IT service management -- often referred to as ITSM -- is simply how teams manage the end-to-end delivery of IT services to customers. This includes all the processes and activities to design, create, deliver, and support IT services.
The core concept of ITSM is the belief that IT should be delivered as a service. A typical ITSM scenario could involve asking for new hardware like a laptop. You would submit your request through a portal, filling out a ticket with all relevant information, and kicking off a repeatable workflow. Then, the ticket would land in the IT team’s queue, where incoming requests are sorted and addressed according to importance.
ITSM benefits your IT team, and service management principles can improve your entire organization. ITSM leads to efficiency and productivity gains. Our structured approach to service management also brings IT into alignment with business goals, standardizing the delivery of services based on budgets, resources, and results. It reduces costs and risks, and ultimately improves the customer experience.
Our Experience includes implementation of ITSM products by achieving some of the most common benefits:
What are ITSM processes? ITIL version 4 recently shifted from recommending ITSM “processes” to introduce 34 ITSM “practices.” Their reasoning for this updated terminology is so that “elements such as culture, technology, information and data management can be considered to get a holistic vision of the ways of working.” This more comprehensive approach better reflects the realities of modern organizations.
What is important, and true regardless of what framework your team follows, is that modern IT service teams use organizational resources and follow repeatable procedures to deliver consistent, efficient service. In fact, leveraging practice or process is what distinguishes ITSM from IT.
Our Team starts from the core ITSM processes that includes the following areas and we learn along the way and adapt as our client evolves.
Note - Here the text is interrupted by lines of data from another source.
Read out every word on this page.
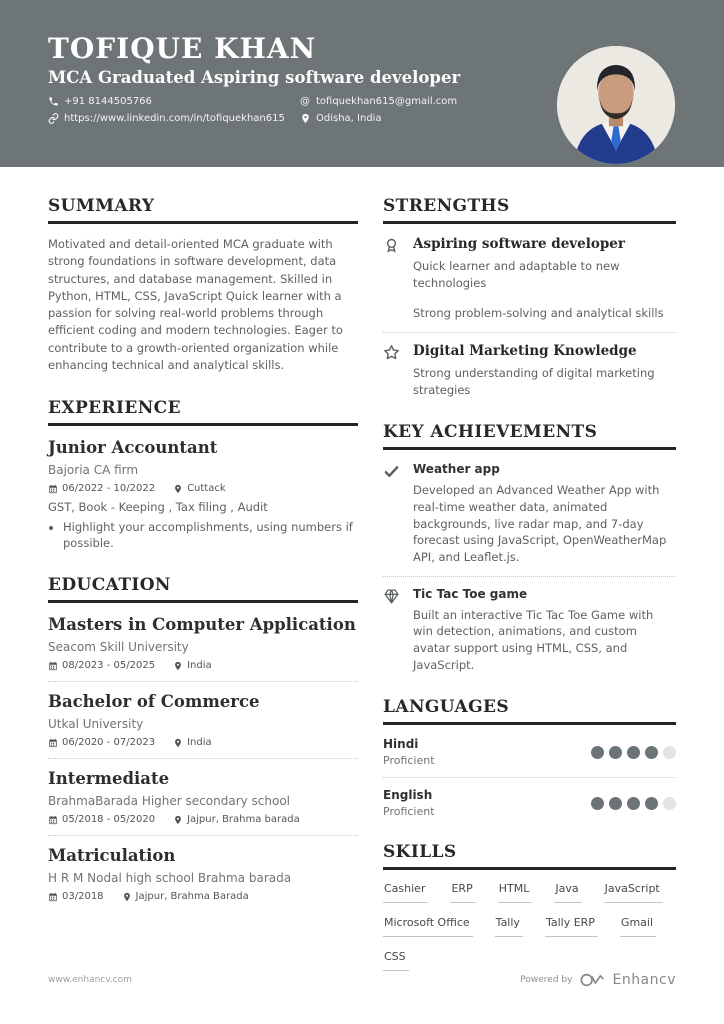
TOFIQUE KHAN
MCA Graduated Aspiring software developer
+91 8144505766	@ tofiquekhan615@gmail.com
https://www.linkedin.com/in/tofiquekhan615	Odisha, India
SUMMARY

Motivated and detail-oriented MCA graduate with strong foundations in software development, data structures, and database management. Skilled in Python, HTML, CSS, JavaScript Quick learner with a passion for solving real-world problems through efficient coding and modern technologies. Eager to contribute to a growth-oriented organization while enhancing technical and analytical skills.

EXPERIENCE
Junior Accountant
Bajoria CA firm
06/2022 - 10/2022	Cuttack
GST, Book - Keeping , Tax filing , Audit
• Highlight your accomplishments, using numbers if possible.
EDUCATION
Masters in Computer Application
Seacom Skill University
08/2023 - 05/2025	India
Bachelor of Commerce
Utkal University
06/2020 - 07/2023	India
Intermediate
BrahmaBarada Higher secondary school
05/2018 - 05/2020	Jajpur, Brahma barada
Matriculation
H R M Nodal high school Brahma barada
03/2018	Jajpur, Brahma Barada
STRENGTHS
Aspiring software developer

Quick learner and adaptable to new technologies

Strong problem-solving and analytical skills

Digital Marketing Knowledge

Strong understanding of digital marketing strategies

KEY ACHIEVEMENTS
Weather app

Developed an Advanced Weather App with real-time weather data, animated backgrounds, live radar map, and 7-day forecast using JavaScript, OpenWeatherMap API, and Leaflet.js.

Tic Tac Toe game

Built an interactive Tic Tac Toe Game with win detection, animations, and custom avatar support using HTML, CSS, and JavaScript.

LANGUAGES
Hindi
Proficient
English
Proficient
SKILLS
Cashier ERP HTML Java JavaScript
Microsoft Office Tally Tally ERP Gmail
CSS
www.enhancv.com	Powered by	Enhancv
Service request management is a repeatable procedure for handling the wide variety of customer service requests, like requests for access to applications, software enhancements, and hardware updates. The service request work stream often involves recurring requests, and benefits greatly from enabling customers with knowledge and automating certain tasks.
Knowledge management is the process of creating, sharing, using, and managing the knowledge and information of an organization. It refers to a multidisciplinary approach to achieving organizational objectives by making the best use of knowledge.
IT asset management (also known as ITAM) is the process of ensuring an organization’s assets are accounted for, deployed, maintained, upgraded, and disposed of when the time comes. Put simply, it is making sure that the valuable items, tangible and intangible, in your organization are tracked and being used.
Incident management is the process to respond to an unplanned event or service interruption and restore the service to its operational state. Considering all the software services organizations rely on today, there are more potential failure points than ever, so this process must be ready to quickly respond to and resolve issues.
Problem management is the process of identifying and managing the causes of incidents on an IT service. Problem management is not just about finding and fixing incidents, but identifying and understanding the underlying causes of an incident as well as identifying the best method to eliminate the root causes.
Change management ensures standard procedures are used for efficient and prompt handling of all changes to IT infrastructure, whether it is rolling out new services, managing existing ones, or resolving problems in the code. Effective change management provides context and transparency to avoid bottlenecks, while minimizing risk.